2. Kenny Willekes, DE, Michigan State
Past Results: Kenny Willekes almost left for the NFL following the 2018 season. However, per Chris Solari of the Detroit Free Press, a broken left leg in the Redbox Bowl forced the defensive end to return to MSU. Willekes ended the campaign ranked eighth nationally with 20.5 tackles for loss and won Big Ten Defensive Lineman of the Year.
2019 Projection: Provided his recovery goes as planned, Willekes should continue producing at an elite clip. The entire defensive line is back, so Raequan Williams, Mike Panasiuk and Jacob Panasiuk―who combined for 21 TFL―will make it difficult to key on Willekes.
Long-Term Outlook: Explosiveness, energy and speed are a terrific combination of strengths, but improving the physical side of his game is imperative. Willekes is squarely on NFL radars, but a Day 2 landing spot is seemingly the best-case scenario right now.
1. Justin Herbert, QB, Oregon
Past Results: After working his way into the starting lineup as a freshman, Justin Herbert has steadied the Oregon program.

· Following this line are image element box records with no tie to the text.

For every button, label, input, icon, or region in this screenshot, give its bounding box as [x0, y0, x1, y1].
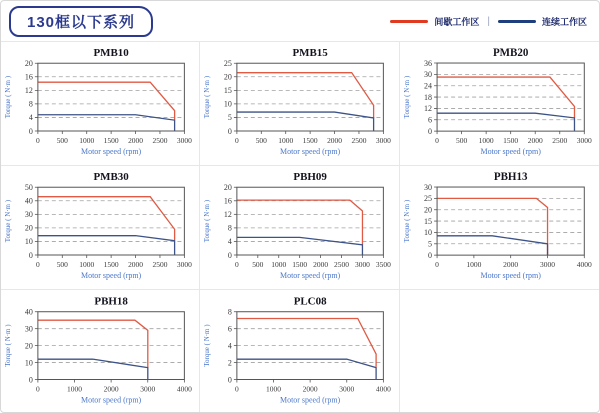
- svg-text:20: 20: [224, 72, 233, 82]
- svg-text:4000: 4000: [176, 384, 192, 394]
- svg-text:2000: 2000: [313, 260, 329, 270]
- svg-text:40: 40: [24, 307, 33, 317]
- svg-text:Torque ( N·m ): Torque ( N·m ): [203, 324, 212, 368]
- svg-text:2500: 2500: [351, 135, 367, 145]
- svg-text:Motor speed (rpm): Motor speed (rpm): [480, 147, 541, 157]
- svg-text:0: 0: [235, 135, 240, 145]
- svg-text:6: 6: [228, 324, 233, 334]
- empty-cell: [400, 290, 599, 413]
- svg-text:25: 25: [423, 194, 432, 204]
- legend-item-continuous: [498, 15, 587, 28]
- svg-text:10: 10: [224, 99, 233, 109]
- svg-text:24: 24: [423, 81, 432, 91]
- svg-text:0: 0: [36, 260, 40, 270]
- svg-text:3500: 3500: [376, 260, 392, 270]
- legend: [390, 15, 587, 28]
- svg-text:Torque ( N·m ): Torque ( N·m ): [203, 75, 212, 119]
- svg-text:50: 50: [24, 183, 33, 193]
- svg-text:3000: 3000: [539, 260, 555, 270]
- svg-text:2500: 2500: [152, 135, 168, 145]
- svg-text:0: 0: [235, 260, 240, 270]
- svg-text:20: 20: [423, 205, 432, 215]
- svg-text:36: 36: [423, 58, 432, 68]
- svg-text:PBH18: PBH18: [94, 296, 128, 309]
- svg-text:30: 30: [423, 70, 432, 80]
- svg-text:PMB30: PMB30: [93, 171, 129, 184]
- legend-label: 间歇工作区: [434, 16, 480, 27]
- svg-text:1000: 1000: [79, 135, 95, 145]
- svg-text:20: 20: [24, 59, 33, 69]
- svg-text:Motor speed (rpm): Motor speed (rpm): [280, 146, 341, 156]
- svg-text:2000: 2000: [302, 384, 318, 394]
- svg-text:1000: 1000: [278, 135, 294, 145]
- svg-text:0: 0: [28, 126, 33, 136]
- svg-text:Motor speed (rpm): Motor speed (rpm): [81, 146, 142, 156]
- svg-text:2500: 2500: [334, 260, 350, 270]
- svg-text:4: 4: [228, 341, 233, 351]
- svg-text:1000: 1000: [67, 384, 82, 394]
- chart-panel-pbh13: [400, 166, 599, 290]
- svg-text:3000: 3000: [355, 260, 371, 270]
- svg-text:2000: 2000: [103, 384, 119, 394]
- svg-text:Motor speed (rpm): Motor speed (rpm): [480, 271, 541, 281]
- svg-text:2500: 2500: [152, 260, 168, 270]
- svg-text:0: 0: [427, 251, 432, 261]
- svg-text:1000: 1000: [266, 384, 282, 394]
- svg-text:3000: 3000: [176, 135, 192, 145]
- svg-text:4000: 4000: [576, 260, 592, 270]
- legend-item-intermittent: [390, 15, 479, 28]
- svg-text:Torque ( N·m ): Torque ( N·m ): [3, 75, 12, 119]
- svg-text:Torque ( N·m ): Torque ( N·m ): [402, 200, 411, 243]
- svg-text:4: 4: [228, 237, 233, 247]
- svg-text:0: 0: [28, 250, 33, 260]
- svg-text:10: 10: [24, 237, 33, 247]
- svg-text:500: 500: [256, 135, 268, 145]
- svg-text:12: 12: [423, 104, 432, 114]
- svg-text:20: 20: [24, 223, 33, 233]
- svg-text:1000: 1000: [271, 260, 287, 270]
- svg-text:30: 30: [423, 183, 432, 193]
- svg-text:4: 4: [28, 113, 33, 123]
- svg-text:30: 30: [24, 210, 33, 220]
- svg-text:20: 20: [224, 183, 233, 193]
- svg-text:1500: 1500: [103, 135, 119, 145]
- svg-text:1500: 1500: [292, 260, 308, 270]
- continuous-line-swatch: [498, 20, 536, 23]
- svg-text:500: 500: [56, 135, 68, 145]
- svg-text:16: 16: [224, 196, 233, 206]
- chart-panel-pmb10: [1, 42, 200, 166]
- svg-text:Motor speed (rpm): Motor speed (rpm): [280, 271, 341, 281]
- svg-text:15: 15: [423, 217, 432, 227]
- svg-text:PMB15: PMB15: [292, 47, 329, 60]
- svg-text:0: 0: [28, 375, 33, 385]
- svg-text:1000: 1000: [466, 260, 482, 270]
- svg-text:10: 10: [423, 228, 432, 238]
- svg-text:500: 500: [252, 260, 264, 270]
- svg-text:PMB20: PMB20: [492, 47, 529, 60]
- svg-text:8: 8: [28, 99, 33, 109]
- svg-text:16: 16: [24, 72, 33, 82]
- svg-text:500: 500: [56, 260, 68, 270]
- svg-text:5: 5: [228, 113, 233, 123]
- svg-text:Torque ( N·m ): Torque ( N·m ): [3, 200, 12, 243]
- chart-grid: [1, 41, 599, 413]
- svg-text:18: 18: [423, 92, 432, 102]
- svg-text:0: 0: [228, 250, 233, 260]
- svg-text:Torque ( N·m ): Torque ( N·m ): [3, 324, 12, 368]
- svg-text:0: 0: [434, 260, 439, 270]
- svg-text:Torque ( N·m ): Torque ( N·m ): [203, 200, 212, 243]
- svg-text:3000: 3000: [140, 384, 156, 394]
- svg-text:Motor speed (rpm): Motor speed (rpm): [81, 395, 142, 405]
- svg-text:15: 15: [224, 86, 233, 96]
- chart-panel-pmb20: [400, 42, 599, 166]
- svg-text:PLC08: PLC08: [294, 296, 327, 309]
- svg-text:25: 25: [224, 59, 233, 69]
- svg-text:0: 0: [36, 384, 40, 394]
- legend-separator: |: [487, 15, 490, 27]
- svg-text:3000: 3000: [376, 135, 392, 145]
- svg-text:0: 0: [434, 136, 439, 146]
- svg-text:0: 0: [228, 375, 233, 385]
- svg-text:Motor speed (rpm): Motor speed (rpm): [81, 271, 142, 281]
- svg-text:1500: 1500: [502, 136, 518, 146]
- svg-text:2: 2: [228, 358, 233, 368]
- svg-text:8: 8: [228, 223, 233, 233]
- svg-text:5: 5: [427, 239, 432, 249]
- chart-panel-plc08: [200, 290, 399, 413]
- svg-text:0: 0: [235, 384, 240, 394]
- svg-text:PBH13: PBH13: [493, 171, 528, 184]
- svg-text:PBH09: PBH09: [293, 171, 328, 184]
- svg-text:Torque ( N·m ): Torque ( N·m ): [402, 75, 411, 119]
- chart-panel-pbh09: [200, 166, 399, 290]
- svg-text:2500: 2500: [551, 136, 567, 146]
- svg-text:12: 12: [24, 86, 33, 96]
- svg-text:2000: 2000: [128, 260, 144, 270]
- chart-panel-pmb15: [200, 42, 399, 166]
- svg-text:0: 0: [427, 126, 432, 136]
- svg-text:0: 0: [228, 126, 233, 136]
- svg-text:30: 30: [24, 324, 33, 334]
- svg-text:1500: 1500: [302, 135, 318, 145]
- svg-text:2000: 2000: [527, 136, 543, 146]
- page-header: [1, 1, 599, 41]
- chart-panel-pmb30: [1, 166, 200, 290]
- svg-text:500: 500: [455, 136, 467, 146]
- svg-text:4000: 4000: [376, 384, 392, 394]
- svg-text:3000: 3000: [339, 384, 355, 394]
- svg-text:1000: 1000: [79, 260, 95, 270]
- svg-text:PMB10: PMB10: [93, 47, 129, 60]
- svg-text:2000: 2000: [502, 260, 518, 270]
- svg-text:1000: 1000: [478, 136, 494, 146]
- svg-text:20: 20: [24, 341, 33, 351]
- svg-text:10: 10: [24, 358, 33, 368]
- svg-text:8: 8: [228, 307, 233, 317]
- svg-text:12: 12: [224, 210, 233, 220]
- svg-text:6: 6: [427, 115, 432, 125]
- series-title-badge: 130框以下系列: [9, 6, 153, 37]
- legend-label: 连续工作区: [541, 16, 587, 27]
- svg-text:3000: 3000: [576, 136, 592, 146]
- chart-panel-pbh18: [1, 290, 200, 413]
- svg-text:2000: 2000: [327, 135, 343, 145]
- svg-text:40: 40: [24, 196, 33, 206]
- svg-text:1500: 1500: [103, 260, 119, 270]
- svg-text:Motor speed (rpm): Motor speed (rpm): [280, 395, 341, 405]
- intermittent-line-swatch: [390, 20, 428, 23]
- svg-text:3000: 3000: [176, 260, 192, 270]
- svg-text:0: 0: [36, 135, 40, 145]
- svg-text:2000: 2000: [128, 135, 144, 145]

With him as the starter, the Ducks are 15-6 during the last two years. Entering 2019, he has 7,070 yards and 63 touchdowns to 17 interceptions.
2019 Projection: Herbert's low number of turnovers is a huge positive for an offense in need of receivers. Oregon lost record-setting wideout Dillon Mitchell to the NFL, so the Ducks are hoping Herbert can elevate a pass-catching corps that mostly lacks college production. At least the offensive line returns five starters in front of him.
Long-Term Outlook: Some scouts and draft analysts rave about Herbert's size and strength. Others spell out a concerning list of issues, such as inconsistent accuracy and a one-read-and-run tendency. Barring clear-cut improvement in those areas, he'll be a first-round selection who receives varying reviews all the way to draft day.